I'm taking a short break from Lovecraft - it's wonderful, but I think that if I read straight through the entire collected works without a break, I might very well go insane. The 30% mark seems a good spot to take a break. I shall most definitely return!
This fun collection of horror short stories was a great entree into the works of H.P. Lovecraft. I grew up more with Edgar Allen Poe, and this work does hearken back to that feeling and fun. Perhaps at this time in my life, the diction of the author generates a disconnect for me in that what he describes as a grotesque or horrid moon, for me is just a moon. Like many of his protagonists, my own scientific penchant has me discounting what might be horrific for others. But the intrigue with which he explores the dream state, memory, unexpected discoveries, and sudden revelations of one's identity all make for an engaging narrative. My favorite was "A Reminiscence of Dr. Samuel Johnson" that is perhaps the greatest demonstration that Lovecraft himself must have been a voracious reader of both fiction and non-fiction writings of his time. I had a personal disposition to this particular short story because I recently have been reading "The Journal of a Tour of the Hebrides with Samuel Johnson, LL.D.," which inspired a trip that I took around the Hebrides with my wife, one of our daughters, and her boyfriend. Lovecraft inspires other types of trips, to imagined countries, mysterious civilizations in outer space, dark histories, and depths of the mind. All these are great entertainment, well worth the read.

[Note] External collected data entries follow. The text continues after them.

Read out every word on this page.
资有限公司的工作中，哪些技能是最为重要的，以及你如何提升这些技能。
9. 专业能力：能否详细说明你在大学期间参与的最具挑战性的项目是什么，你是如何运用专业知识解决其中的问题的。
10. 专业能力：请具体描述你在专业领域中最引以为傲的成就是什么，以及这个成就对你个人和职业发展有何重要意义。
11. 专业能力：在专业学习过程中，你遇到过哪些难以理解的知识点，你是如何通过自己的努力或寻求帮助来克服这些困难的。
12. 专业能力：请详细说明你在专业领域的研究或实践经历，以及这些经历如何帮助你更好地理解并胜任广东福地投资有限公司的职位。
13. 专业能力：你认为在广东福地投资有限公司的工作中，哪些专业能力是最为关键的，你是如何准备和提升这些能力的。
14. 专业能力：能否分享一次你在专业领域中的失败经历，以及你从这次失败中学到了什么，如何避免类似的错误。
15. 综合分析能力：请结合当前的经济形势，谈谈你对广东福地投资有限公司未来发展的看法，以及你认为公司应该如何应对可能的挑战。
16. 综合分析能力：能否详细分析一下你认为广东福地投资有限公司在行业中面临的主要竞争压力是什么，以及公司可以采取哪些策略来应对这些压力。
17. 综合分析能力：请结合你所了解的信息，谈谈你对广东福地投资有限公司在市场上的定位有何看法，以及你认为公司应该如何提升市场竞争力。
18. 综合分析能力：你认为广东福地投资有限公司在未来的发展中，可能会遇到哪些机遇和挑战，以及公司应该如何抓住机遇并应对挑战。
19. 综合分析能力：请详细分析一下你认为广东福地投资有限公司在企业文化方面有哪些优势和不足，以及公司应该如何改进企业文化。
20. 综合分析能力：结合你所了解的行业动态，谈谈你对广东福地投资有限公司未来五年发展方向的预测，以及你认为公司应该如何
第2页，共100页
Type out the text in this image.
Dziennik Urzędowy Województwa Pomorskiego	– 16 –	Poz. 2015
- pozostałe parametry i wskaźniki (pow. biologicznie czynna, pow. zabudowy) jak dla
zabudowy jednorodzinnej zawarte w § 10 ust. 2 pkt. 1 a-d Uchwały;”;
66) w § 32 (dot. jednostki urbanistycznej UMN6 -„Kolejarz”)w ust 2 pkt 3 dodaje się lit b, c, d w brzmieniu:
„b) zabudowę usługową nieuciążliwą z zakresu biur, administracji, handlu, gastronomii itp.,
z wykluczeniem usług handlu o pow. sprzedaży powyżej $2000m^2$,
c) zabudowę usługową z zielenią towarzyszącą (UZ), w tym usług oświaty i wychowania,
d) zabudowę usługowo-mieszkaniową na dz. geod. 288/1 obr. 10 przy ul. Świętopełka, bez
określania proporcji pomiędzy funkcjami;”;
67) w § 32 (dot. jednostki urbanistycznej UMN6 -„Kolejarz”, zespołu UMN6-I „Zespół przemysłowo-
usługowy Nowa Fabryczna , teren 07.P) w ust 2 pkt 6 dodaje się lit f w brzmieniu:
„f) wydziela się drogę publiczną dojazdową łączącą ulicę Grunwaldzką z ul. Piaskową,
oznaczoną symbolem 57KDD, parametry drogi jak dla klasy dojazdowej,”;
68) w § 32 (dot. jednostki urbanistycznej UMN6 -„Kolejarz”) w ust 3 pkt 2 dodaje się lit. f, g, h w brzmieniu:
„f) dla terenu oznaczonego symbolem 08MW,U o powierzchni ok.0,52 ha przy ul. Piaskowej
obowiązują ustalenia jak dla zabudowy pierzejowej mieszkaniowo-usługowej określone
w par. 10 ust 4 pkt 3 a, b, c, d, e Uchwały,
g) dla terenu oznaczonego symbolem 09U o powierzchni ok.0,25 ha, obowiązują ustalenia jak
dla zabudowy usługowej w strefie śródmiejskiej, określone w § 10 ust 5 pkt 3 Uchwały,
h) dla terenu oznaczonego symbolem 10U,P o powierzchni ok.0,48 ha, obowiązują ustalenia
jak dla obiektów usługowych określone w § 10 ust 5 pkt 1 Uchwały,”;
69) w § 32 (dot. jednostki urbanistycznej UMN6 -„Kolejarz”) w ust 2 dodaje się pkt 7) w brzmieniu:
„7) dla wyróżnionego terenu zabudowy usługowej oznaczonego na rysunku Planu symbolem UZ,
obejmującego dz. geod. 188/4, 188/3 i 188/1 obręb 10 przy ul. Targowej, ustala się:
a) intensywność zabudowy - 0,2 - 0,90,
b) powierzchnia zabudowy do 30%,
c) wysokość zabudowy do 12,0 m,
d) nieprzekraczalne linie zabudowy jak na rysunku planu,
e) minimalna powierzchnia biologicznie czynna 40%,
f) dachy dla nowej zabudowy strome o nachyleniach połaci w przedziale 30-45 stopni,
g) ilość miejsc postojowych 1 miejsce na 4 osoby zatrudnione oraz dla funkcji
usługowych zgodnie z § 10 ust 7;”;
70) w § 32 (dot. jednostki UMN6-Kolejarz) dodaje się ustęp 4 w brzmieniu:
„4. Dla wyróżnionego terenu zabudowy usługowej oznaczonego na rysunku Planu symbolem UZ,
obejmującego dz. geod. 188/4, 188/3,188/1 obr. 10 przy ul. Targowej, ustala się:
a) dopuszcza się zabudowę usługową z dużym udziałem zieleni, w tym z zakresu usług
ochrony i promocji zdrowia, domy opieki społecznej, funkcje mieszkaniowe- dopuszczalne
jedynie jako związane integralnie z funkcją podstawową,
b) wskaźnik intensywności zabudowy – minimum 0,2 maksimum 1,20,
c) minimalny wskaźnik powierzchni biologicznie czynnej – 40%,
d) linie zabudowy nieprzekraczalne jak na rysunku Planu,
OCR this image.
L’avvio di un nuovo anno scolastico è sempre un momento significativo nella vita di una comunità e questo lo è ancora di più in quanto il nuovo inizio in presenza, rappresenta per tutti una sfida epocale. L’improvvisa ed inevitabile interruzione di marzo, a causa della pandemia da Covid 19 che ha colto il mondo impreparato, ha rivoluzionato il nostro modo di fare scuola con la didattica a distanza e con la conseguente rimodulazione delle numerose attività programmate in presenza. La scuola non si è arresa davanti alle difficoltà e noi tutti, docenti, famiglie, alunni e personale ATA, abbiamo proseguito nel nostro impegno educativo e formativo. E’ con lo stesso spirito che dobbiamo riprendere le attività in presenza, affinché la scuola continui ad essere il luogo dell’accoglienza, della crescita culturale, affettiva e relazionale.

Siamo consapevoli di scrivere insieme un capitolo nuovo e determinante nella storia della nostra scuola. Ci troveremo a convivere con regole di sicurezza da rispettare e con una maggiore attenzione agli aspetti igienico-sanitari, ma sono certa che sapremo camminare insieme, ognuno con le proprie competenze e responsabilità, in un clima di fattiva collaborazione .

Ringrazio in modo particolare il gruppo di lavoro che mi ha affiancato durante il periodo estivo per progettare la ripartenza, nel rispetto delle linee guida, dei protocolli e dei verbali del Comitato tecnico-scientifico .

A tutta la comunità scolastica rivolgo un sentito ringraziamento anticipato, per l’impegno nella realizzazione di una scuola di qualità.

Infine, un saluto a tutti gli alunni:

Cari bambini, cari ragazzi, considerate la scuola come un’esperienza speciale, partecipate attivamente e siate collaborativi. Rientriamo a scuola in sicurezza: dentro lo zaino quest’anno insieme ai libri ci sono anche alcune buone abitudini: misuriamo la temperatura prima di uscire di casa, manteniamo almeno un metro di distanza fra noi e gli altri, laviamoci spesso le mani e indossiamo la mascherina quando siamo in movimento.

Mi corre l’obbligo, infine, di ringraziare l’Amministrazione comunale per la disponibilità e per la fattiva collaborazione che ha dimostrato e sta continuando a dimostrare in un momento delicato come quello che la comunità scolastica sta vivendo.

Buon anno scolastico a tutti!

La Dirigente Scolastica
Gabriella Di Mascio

I have always been curious as to what the works of Lovecraft were like. Recently I was told by someone that a story a had written myself had many similarities to it. This was the first time I've ever actually read any of it. Wow! The guy is a genius. Some of these stories are fantastic! The reanimator was awesome, but The Street, while only short. That was brilliant, almost beautiful. I have only given four stars as the version I had of this was an audiobook. Some of the stories I had to skip because I couldn't understand any of the dialogue. I have a hard copy of a H.P. Lovecraft omnibus at home. I am really looking forward to reading many more of the stories that weren't included in this collection.
A pretty enjoyable collection with some real gems (The Alchemist, Herbert West, The Tomb) with some mediocre stories in there as well. Overall, I was impressed with the quality of the writing. I was disappointed with how severly racist some of his work is. I hadn't heard previously about that aspect of the author's personality, but in some of his stories it is really blatant. I still think that this collection is worth the read, but I don't want anyone to be caught unaware like I was.
Downloaded from Librovox. Some great readers on the 25 tracks, and a few that were very difficult to understanding. I definitely want to pick up more H.P. Lovecraft after this.